According to this critique, the use of therapeutic approaches is the first step towards treatment of traumatic patients. The therapeutic approach necessitates the therapist with the need to learn about the incidence causing trauma, the cultural background, and the appropriate therapy that can be applied. Among the most appropriate form of therapy unmentioned by Green is the brief psychodynamic psychotherapy which includes analyzing the emotional conflict as a result of traumatic experience. This strategy also involves exploring early life experiences of the clients that might be the cause low self esteem and lack of self acceptance. Green has also attempted to explain the cognitive behavioral therapy, however; thesis prioritize on the behavior theory based on learning experience aimed at helping clients weakens the link between the distressing event and the regular thought in their daily lives. The cognitive approach is effective since it deals with emotions and it also has other subdivisions to help solve the traumatic situation. Among them include exposure to therapy which encourage clients to face their fear, system desensitization that gradually makes client to recall upsetting situation to enable clients to treat traumatic situation, anxiety management also lightly discussed by Green which helps the client to deal with provoking situations, and lastly there is the stress inoculation strategy which partly considers aptitude building procedures and introducing psycho-education that help in solve traumatic occasions through relaxation, self-dialogues, and breath regulation.
Accordingly, green has the overview of the entire process to solve traumatic situations.
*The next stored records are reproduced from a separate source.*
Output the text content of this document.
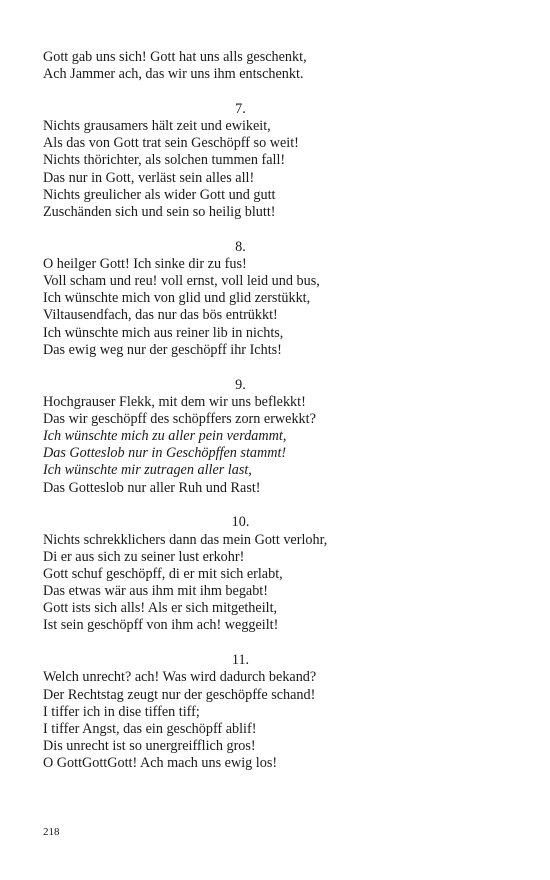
Gott gab uns sich! Gott hat uns alls geschenkt,
Ach Jammer ach, das wir uns ihm entschenkt.
7.
Nichts grausamers hält zeit und ewikeit,
Als das von Gott trat sein Geschöpff so weit!
Nichts thörichter, als solchen tummen fall!
Das nur in Gott, verläst sein alles all!
Nichts greulicher als wider Gott und gutt
Zuschänden sich und sein so heilig blutt!
8.
O heilger Gott! Ich sinke dir zu fus!
Voll scham und reu! voll ernst, voll leid und bus,
Ich wünschte mich von glid und glid zerstükkt,
Viltausendfach, das nur das bös entrükkt!
Ich wünschte mich aus reiner lib in nichts,
Das ewig weg nur der geschöpff ihr Ichts!
9.
Hochgrauser Flekk, mit dem wir uns beflekkt!
Das wir geschöpff des schöpffers zorn erwekkt?
Ich wünschte mich zu aller pein verdammt,
Das Gotteslob nur in Geschöpffen stammt!
Ich wünschte mir zutragen aller last,
Das Gotteslob nur aller Ruh und Rast!
10.
Nichts schrekklichers dann das mein Gott verlohr,
Di er aus sich zu seiner lust erkohr!
Gott schuf geschöpff, di er mit sich erlabt,
Das etwas wär aus ihm mit ihm begabt!
Gott ists sich alls! Als er sich mitgetheilt,
Ist sein geschöpff von ihm ach! weggeilt!
11.
Welch unrecht? ach! Was wird dadurch bekand?
Der Rechtstag zeugt nur der geschöpffe schand!
I tiffer ich in dise tiffen tiff;
I tiffer Angst, das ein geschöpff ablif!
Dis unrecht ist so unergreifflich gros!
O GottGottGott! Ach mach uns ewig los!
218
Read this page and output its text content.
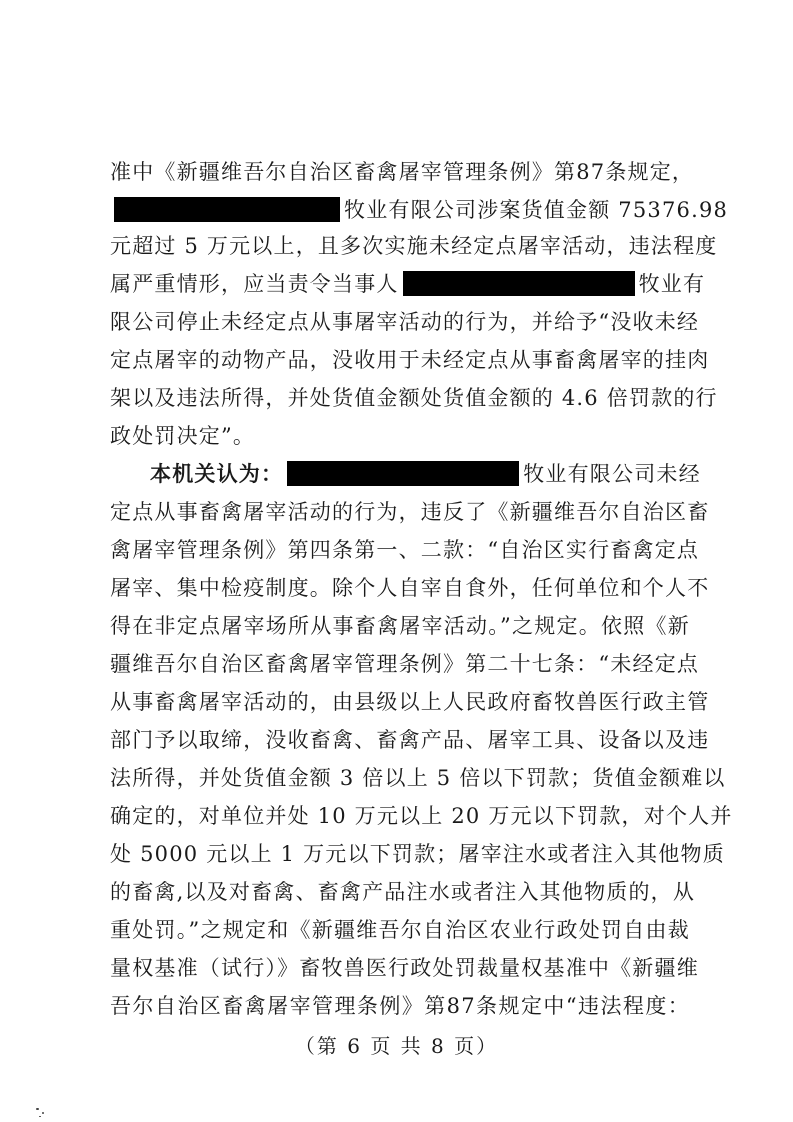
准中《新疆维吾尔自治区畜禽屠宰管理条例》第87条规定，
牧业有限公司涉案货值金额 75376.98
元超过 5 万元以上，且多次实施未经定点屠宰活动，违法程度
属严重情形，应当责令当事人	牧业有
限公司停止未经定点从事屠宰活动的行为，并给予“没收未经
定点屠宰的动物产品，没收用于未经定点从事畜禽屠宰的挂肉
架以及违法所得，并处货值金额处货值金额的 4.6 倍罚款的行
政处罚决定”。
本机关认为：	牧业有限公司未经
定点从事畜禽屠宰活动的行为，违反了《新疆维吾尔自治区畜
禽屠宰管理条例》第四条第一、二款：“自治区实行畜禽定点
屠宰、集中检疫制度。除个人自宰自食外，任何单位和个人不
得在非定点屠宰场所从事畜禽屠宰活动。”之规定。依照《新
疆维吾尔自治区畜禽屠宰管理条例》第二十七条：“未经定点
从事畜禽屠宰活动的，由县级以上人民政府畜牧兽医行政主管
部门予以取缔，没收畜禽、畜禽产品、屠宰工具、设备以及违
法所得，并处货值金额 3 倍以上 5 倍以下罚款；货值金额难以
确定的，对单位并处 10 万元以上 20 万元以下罚款，对个人并
处 5000 元以上 1 万元以下罚款；屠宰注水或者注入其他物质
的畜禽,以及对畜禽、畜禽产品注水或者注入其他物质的，从
重处罚。”之规定和《新疆维吾尔自治区农业行政处罚自由裁
量权基准（试行）》畜牧兽医行政处罚裁量权基准中《新疆维
吾尔自治区畜禽屠宰管理条例》第87条规定中“违法程度：
（第 6 页 共 8 页）
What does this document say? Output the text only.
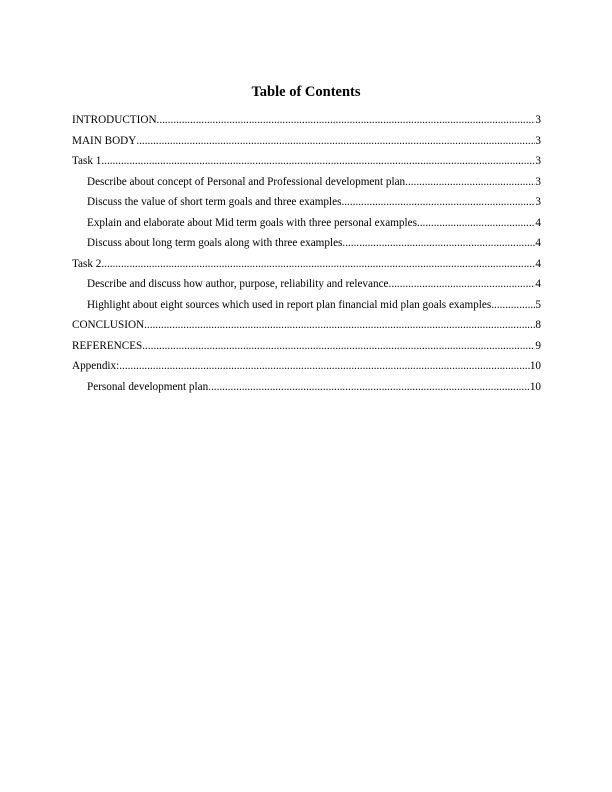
Table of Contents
INTRODUCTION .....	3
MAIN BODY .....	3
Task 1 .....	3
Describe about concept of Personal and Professional development plan .....	3
Discuss the value of short term goals and three examples .....	3
Explain and elaborate about Mid term goals with three personal examples .....	4
Discuss about long term goals along with three examples .....	4
Task 2 .....	4
Describe and discuss how author, purpose, reliability and relevance .....	4
Highlight about eight sources which used in report plan financial mid plan goals examples. .....	5
CONCLUSION .....	8
REFERENCES .....	9
Appendix: .....	10
Personal development plan .....	10
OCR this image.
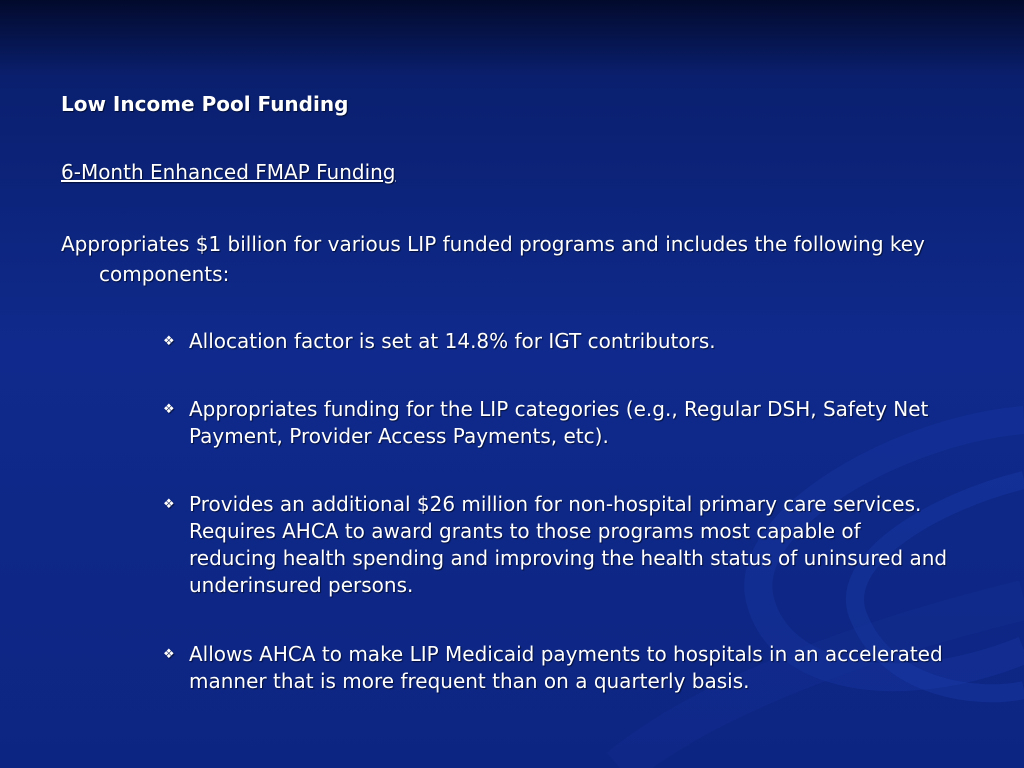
Low Income Pool Funding
6-Month Enhanced FMAP Funding
Appropriates $1 billion for various LIP funded programs and includes the following key components:
❖ Allocation factor is set at 14.8% for IGT contributors.
❖ Appropriates funding for the LIP categories (e.g., Regular DSH, Safety Net Payment, Provider Access Payments, etc).
❖ Provides an additional $26 million for non-hospital primary care services. Requires AHCA to award grants to those programs most capable of reducing health spending and improving the health status of uninsured and underinsured persons.
❖ Allows AHCA to make LIP Medicaid payments to hospitals in an accelerated manner that is more frequent than on a quarterly basis.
However, he does not strategize the correct format to solve the situation. The first step towards recovery is to establish security among the patient through considering supporting clients, allowing clients to take control of the therapeutic environment, and adopting a neutral stand in the client emotional conflict. The subsequent stage is helping the client remember and allow time for mourning. This will enable the therapist to get the entire picture of the situation causing distress. Then the third stage is called reconnection which includes strategies set to reconcile the past with the present, and it helps to eradicate conflict of emotions caused by trauma. Coordination of three stages will help Green to achieve the outline mission in his article. Then after achieving this set of strategies, there is a need for a feedback model, to evaluate the success of the process both in early and advanced stages. Lastly after this kind of therapy has been concluded then, patient might be forced to use the Pharmacotherapy which includes the issuance of a series of medication for treating depression, anxiety, and insomnia directed at enhancing relaxation. The feedback model is evaluated on the basis of self-care, acknowledgement, expression, and relationship with other people.
As seen in the above critique, the article by Green has the basics for the treatment of traumatic events. However, this critique does not agree with the methods for treating traumatic situation. Instead, the critique proposes that treatment for traumatic disorder is not limited only to aboriginal communities, but rather all communities have the same probability of exposure to distressing situations. Also, this critique proposes a number of strategies to be used in treatment distressing situations such as therapeutic approaches, brief psychodynamic psychotherapy, cognitive-behavioral therapy, and pharmacotherapy. Moreover, this thesis includes steps crucial for treat traumatic patients and clients including creating security so as to prepare the client for the entire process, remembering and mourning the situation, and reconnecting the past with the present. Therefore, the article by Green is has the basic concept for treating trauma, but the critical analysis of the article demonstrates that Green has gone shallow, and also has included a lot of generalities in treating traumatic situations. Therefore, this thesis does not concur with Green conclusion and use of COR model.
G. G. (2011). Developing Trauma Training for an Indigenous Community: Hopefully Not Seagull. Australian Social Work, 215-227.